The signal was clear. Industry representatives believe that the key dispute is closed, and now the bill can move through Congress more quickly.
Ban on Passive Income Enshrined in the Text
The final draft introduces a strict limitation. Companies will not be able to pay users income simply for holding stablecoins, as is the case with bank deposits.
This approach brings the rules closer to the traditional system. Regulators do not want digital dollars to directly compete with deposits. This was the main demand of banks. And it was around this point that the main negotiations took place.
Rewards for Activity Preserved
At the same time, a complete ban was not introduced. Companies will be able to give rewards if they are related to actual use of the platforms.
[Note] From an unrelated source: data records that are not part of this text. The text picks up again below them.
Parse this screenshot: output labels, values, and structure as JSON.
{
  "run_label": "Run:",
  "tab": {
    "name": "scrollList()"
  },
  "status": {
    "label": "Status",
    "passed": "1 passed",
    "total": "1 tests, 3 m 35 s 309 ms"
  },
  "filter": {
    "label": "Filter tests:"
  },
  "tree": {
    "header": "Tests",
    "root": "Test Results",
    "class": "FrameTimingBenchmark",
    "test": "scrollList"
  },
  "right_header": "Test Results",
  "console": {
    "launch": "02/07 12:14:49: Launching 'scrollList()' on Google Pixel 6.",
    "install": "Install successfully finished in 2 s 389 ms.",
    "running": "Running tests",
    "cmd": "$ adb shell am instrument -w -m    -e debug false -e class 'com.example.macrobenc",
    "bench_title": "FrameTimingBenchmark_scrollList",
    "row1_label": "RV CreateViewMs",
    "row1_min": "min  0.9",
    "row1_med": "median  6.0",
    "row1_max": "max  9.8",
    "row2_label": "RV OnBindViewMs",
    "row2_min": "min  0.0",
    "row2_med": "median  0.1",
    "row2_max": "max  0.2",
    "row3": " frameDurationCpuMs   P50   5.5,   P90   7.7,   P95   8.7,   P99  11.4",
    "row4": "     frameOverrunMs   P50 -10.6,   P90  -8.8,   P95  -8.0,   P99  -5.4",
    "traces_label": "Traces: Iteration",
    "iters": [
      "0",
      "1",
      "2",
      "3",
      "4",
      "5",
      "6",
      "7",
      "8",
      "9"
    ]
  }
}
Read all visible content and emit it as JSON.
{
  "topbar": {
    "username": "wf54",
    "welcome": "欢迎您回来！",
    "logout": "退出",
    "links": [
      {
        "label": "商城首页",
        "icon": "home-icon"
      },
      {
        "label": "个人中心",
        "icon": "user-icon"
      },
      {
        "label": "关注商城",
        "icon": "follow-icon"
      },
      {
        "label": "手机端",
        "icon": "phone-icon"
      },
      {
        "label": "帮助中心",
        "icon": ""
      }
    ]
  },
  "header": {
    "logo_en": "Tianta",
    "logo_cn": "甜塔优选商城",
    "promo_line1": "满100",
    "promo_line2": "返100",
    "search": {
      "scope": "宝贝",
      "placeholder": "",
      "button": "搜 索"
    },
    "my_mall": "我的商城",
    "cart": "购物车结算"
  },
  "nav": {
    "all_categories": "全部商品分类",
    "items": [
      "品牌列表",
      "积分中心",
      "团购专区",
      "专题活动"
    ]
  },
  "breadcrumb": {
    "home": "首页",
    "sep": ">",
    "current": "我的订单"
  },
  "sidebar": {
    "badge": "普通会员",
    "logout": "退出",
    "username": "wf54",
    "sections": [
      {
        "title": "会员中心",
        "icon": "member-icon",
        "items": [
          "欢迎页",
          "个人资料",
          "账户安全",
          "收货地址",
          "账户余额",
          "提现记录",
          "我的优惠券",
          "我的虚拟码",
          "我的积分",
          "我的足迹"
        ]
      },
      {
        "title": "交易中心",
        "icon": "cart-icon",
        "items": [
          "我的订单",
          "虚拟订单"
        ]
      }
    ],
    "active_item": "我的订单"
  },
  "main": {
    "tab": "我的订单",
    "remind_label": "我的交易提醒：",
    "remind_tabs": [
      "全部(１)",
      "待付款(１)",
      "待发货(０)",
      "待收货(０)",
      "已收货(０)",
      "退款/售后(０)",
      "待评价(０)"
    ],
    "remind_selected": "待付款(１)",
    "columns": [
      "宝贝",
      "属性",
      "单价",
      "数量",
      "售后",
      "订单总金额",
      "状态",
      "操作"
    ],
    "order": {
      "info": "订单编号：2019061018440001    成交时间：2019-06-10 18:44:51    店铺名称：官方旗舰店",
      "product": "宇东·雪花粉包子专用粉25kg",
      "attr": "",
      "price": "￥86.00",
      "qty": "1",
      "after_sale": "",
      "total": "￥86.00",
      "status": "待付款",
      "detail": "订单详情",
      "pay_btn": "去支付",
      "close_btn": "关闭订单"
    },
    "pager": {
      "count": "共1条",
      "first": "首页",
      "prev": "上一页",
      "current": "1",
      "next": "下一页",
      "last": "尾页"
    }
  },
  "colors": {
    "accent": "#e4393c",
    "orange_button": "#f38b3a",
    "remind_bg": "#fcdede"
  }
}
This refers to transactions, trading, and other actions within the network. This allows part of the projects’ economic model to be preserved. As a result, a compromise was reached. Banks got restrictions, and the industry got the opportunity to continue developing products.
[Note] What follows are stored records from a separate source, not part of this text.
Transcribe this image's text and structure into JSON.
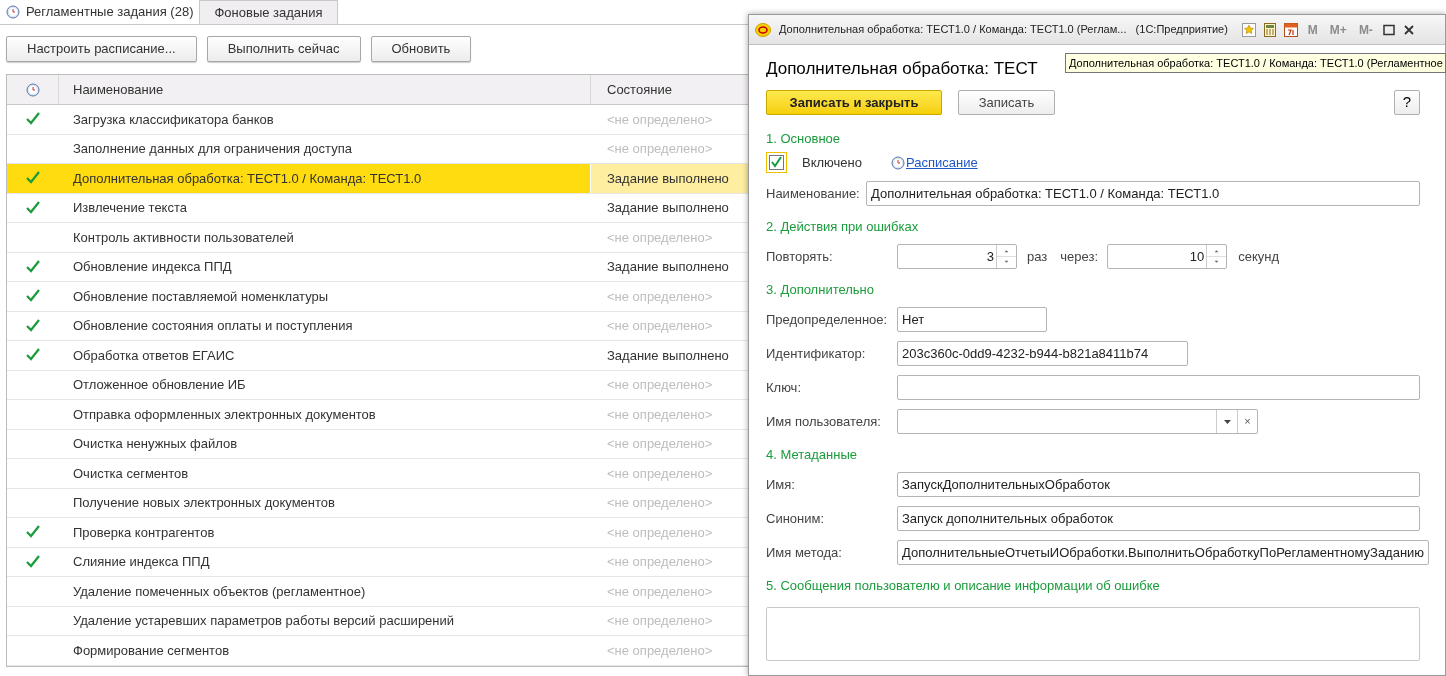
{
  "tabs": [
    {
      "label": "Регламентные задания (28)",
      "selected": true
    },
    {
      "label": "Фоновые задания",
      "selected": false
    }
  ],
  "toolbar": [
    "Настроить расписание...",
    "Выполнить сейчас",
    "Обновить"
  ],
  "table": {
    "columns": [
      "Наименование",
      "Состояние"
    ],
    "rows": [
      {
        "checked": true,
        "name": "Загрузка классификатора банков",
        "state": "<не определено>",
        "defined": false,
        "selected": false
      },
      {
        "checked": false,
        "name": "Заполнение данных для ограничения доступа",
        "state": "<не определено>",
        "defined": false,
        "selected": false
      },
      {
        "checked": true,
        "name": "Дополнительная обработка: ТЕСТ1.0 / Команда: ТЕСТ1.0",
        "state": "Задание выполнено",
        "defined": true,
        "selected": true
      },
      {
        "checked": true,
        "name": "Извлечение текста",
        "state": "Задание выполнено",
        "defined": true,
        "selected": false
      },
      {
        "checked": false,
        "name": "Контроль активности пользователей",
        "state": "<не определено>",
        "defined": false,
        "selected": false
      },
      {
        "checked": true,
        "name": "Обновление индекса ППД",
        "state": "Задание выполнено",
        "defined": true,
        "selected": false
      },
      {
        "checked": true,
        "name": "Обновление поставляемой номенклатуры",
        "state": "<не определено>",
        "defined": false,
        "selected": false
      },
      {
        "checked": true,
        "name": "Обновление состояния оплаты и поступления",
        "state": "<не определено>",
        "defined": false,
        "selected": false
      },
      {
        "checked": true,
        "name": "Обработка ответов ЕГАИС",
        "state": "Задание выполнено",
        "defined": true,
        "selected": false
      },
      {
        "checked": false,
        "name": "Отложенное обновление ИБ",
        "state": "<не определено>",
        "defined": false,
        "selected": false
      },
      {
        "checked": false,
        "name": "Отправка оформленных электронных документов",
        "state": "<не определено>",
        "defined": false,
        "selected": false
      },
      {
        "checked": false,
        "name": "Очистка ненужных файлов",
        "state": "<не определено>",
        "defined": false,
        "selected": false
      },
      {
        "checked": false,
        "name": "Очистка сегментов",
        "state": "<не определено>",
        "defined": false,
        "selected": false
      },
      {
        "checked": false,
        "name": "Получение новых электронных документов",
        "state": "<не определено>",
        "defined": false,
        "selected": false
      },
      {
        "checked": true,
        "name": "Проверка контрагентов",
        "state": "<не определено>",
        "defined": false,
        "selected": false
      },
      {
        "checked": true,
        "name": "Слияние индекса ППД",
        "state": "<не определено>",
        "defined": false,
        "selected": false
      },
      {
        "checked": false,
        "name": "Удаление помеченных объектов (регламентное)",
        "state": "<не определено>",
        "defined": false,
        "selected": false
      },
      {
        "checked": false,
        "name": "Удаление устаревших параметров работы версий расширений",
        "state": "<не определено>",
        "defined": false,
        "selected": false
      },
      {
        "checked": false,
        "name": "Формирование сегментов",
        "state": "<не определено>",
        "defined": false,
        "selected": false
      }
    ]
  },
  "dialog": {
    "title": "Дополнительная обработка: ТЕСТ1.0 / Команда: ТЕСТ1.0 (Реглам...   (1С:Предприятие)",
    "title_buttons": [
      "M",
      "M+",
      "M-"
    ],
    "heading": "Дополнительная обработка: ТЕСТ",
    "tooltip": "Дополнительная обработка: ТЕСТ1.0 / Команда: ТЕСТ1.0 (Регламентное",
    "buttons": [
      {
        "label": "Записать и закрыть",
        "kind": "primary"
      },
      {
        "label": "Записать",
        "kind": "normal"
      }
    ],
    "help": "?",
    "sections": [
      {
        "title": "1. Основное",
        "fields": [
          {
            "kind": "checkbox",
            "label": "Включено",
            "checked": true,
            "link": "Расписание"
          },
          {
            "kind": "wide",
            "label": "Наименование:",
            "value": "Дополнительная обработка: ТЕСТ1.0 / Команда: ТЕСТ1.0"
          }
        ]
      },
      {
        "title": "2. Действия при ошибках",
        "fields": [
          {
            "kind": "retry",
            "label": "Повторять:",
            "count": "3",
            "unit1": "раз",
            "label2": "через:",
            "interval": "10",
            "unit2": "секунд"
          }
        ]
      },
      {
        "title": "3. Дополнительно",
        "fields": [
          {
            "kind": "short",
            "label": "Предопределенное:",
            "value": "Нет"
          },
          {
            "kind": "medium",
            "label": "Идентификатор:",
            "value": "203c360c-0dd9-4232-b944-b821a8411b74"
          },
          {
            "kind": "text",
            "label": "Ключ:"
          },
          {
            "kind": "select",
            "label": "Имя пользователя:",
            "clear": "×"
          }
        ]
      },
      {
        "title": "4. Метаданные",
        "fields": [
          {
            "kind": "text",
            "label": "Имя:",
            "value": "ЗапускДополнительныхОбработок"
          },
          {
            "kind": "text",
            "label": "Синоним:",
            "value": "Запуск дополнительных обработок"
          },
          {
            "kind": "text",
            "label": "Имя метода:",
            "value": "ДополнительныеОтчетыИОбработки.ВыполнитьОбработкуПоРегламентномуЗаданию"
          }
        ]
      },
      {
        "title": "5. Сообщения пользователю и описание информации об ошибке",
        "fields": [
          {
            "kind": "memo"
          }
        ]
      }
    ]
  }
}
Industry Sees the Result as a Partial Victory
Lawyers and market participants responded quickly. Coinbase representatives stated that they managed to preserve a key principle—users can receive rewards for using crypto services.
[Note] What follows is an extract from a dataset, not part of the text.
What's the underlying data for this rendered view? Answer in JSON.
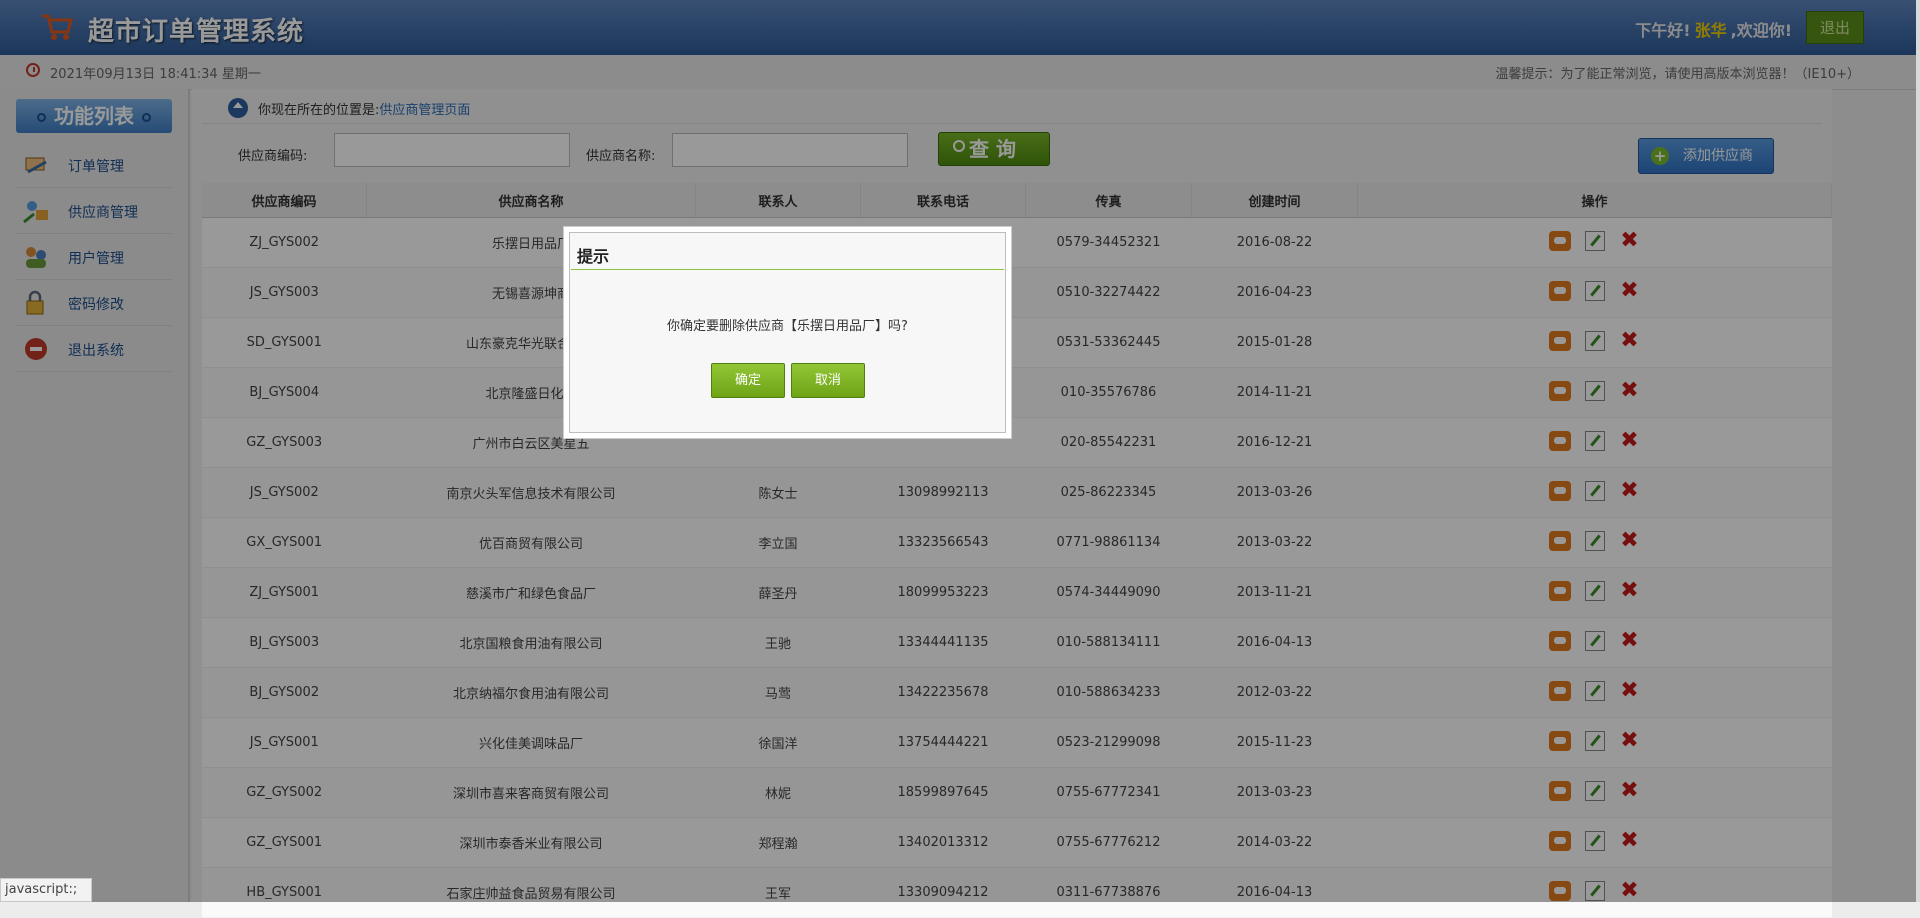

At the same time, part of the market remained dissatisfied. Some believe that the ban on passive income reduces the attractiveness of stablecoins compared to banking instruments. This reflects a balance of interests. The bill does not fully satisfy either side.
Likelihood of the Law Passing Has Increased
After the text was published, expectations for the passage of CLARITY increased. On prediction markets, the probability of the law being signed in 2026 is estimated at about 55%.
Over the course of a day, the figure increased by several points. This indicates that the market sees the decision as significant progress. Previously, it was the yield issue that blocked the bill’s advancement.
Senate Could Move to the Next Stage as Early as May
The next step is discussion and revision of the text in the Senate. According to Galaxy Digital analysts, the banking committee could consider the bill in the coming weeks.
This refers to the procedure after which the document goes to a vote. If the timeline holds, the bill’s progress will accelerate. Some senators have already stated they are ready to complete the process soon.
Banks May Increase Pressure
Despite the compromise, resistance has not disappeared. Analysts expect the banking sector to increase pressure on lawmakers.
The reason is clear. Even with restrictions, stablecoins remain a competitor to traditional financial instruments. Therefore, the battle over the final form of the law continues. And the final version may still change.
Clarity Becomes a Key Law for the Industry
The significance of the document goes beyond a single issue. CLARITY is expected to set general rules for the digital asset market in the United States.
This concerns the status of companies, product regulation, and the distribution of powers among agencies. Therefore, its passage is seen as one of the main milestones for the entire industry.
What This Means for the Market
The market has gained clarity on one of the most contentious issues. Stablecoin yield is now limited, but not completely banned.
This reduces uncertainty. Companies can build models based on the new rules. At the same time, some products will become less attractive, especially those that relied on passive income.
What’s Next?
In the short term, attention shifts to the Senate discussion. If the process moves quickly, the law could be passed in the coming months.
In the medium term, the key issue is the reaction of banks. Increased pressure could slow the process or change certain provisions.
In the long term, CLARITY will set the rules of the game. The future of the stablecoin market in the United States and how quickly the industry integrates into the traditional financial system will depend on it.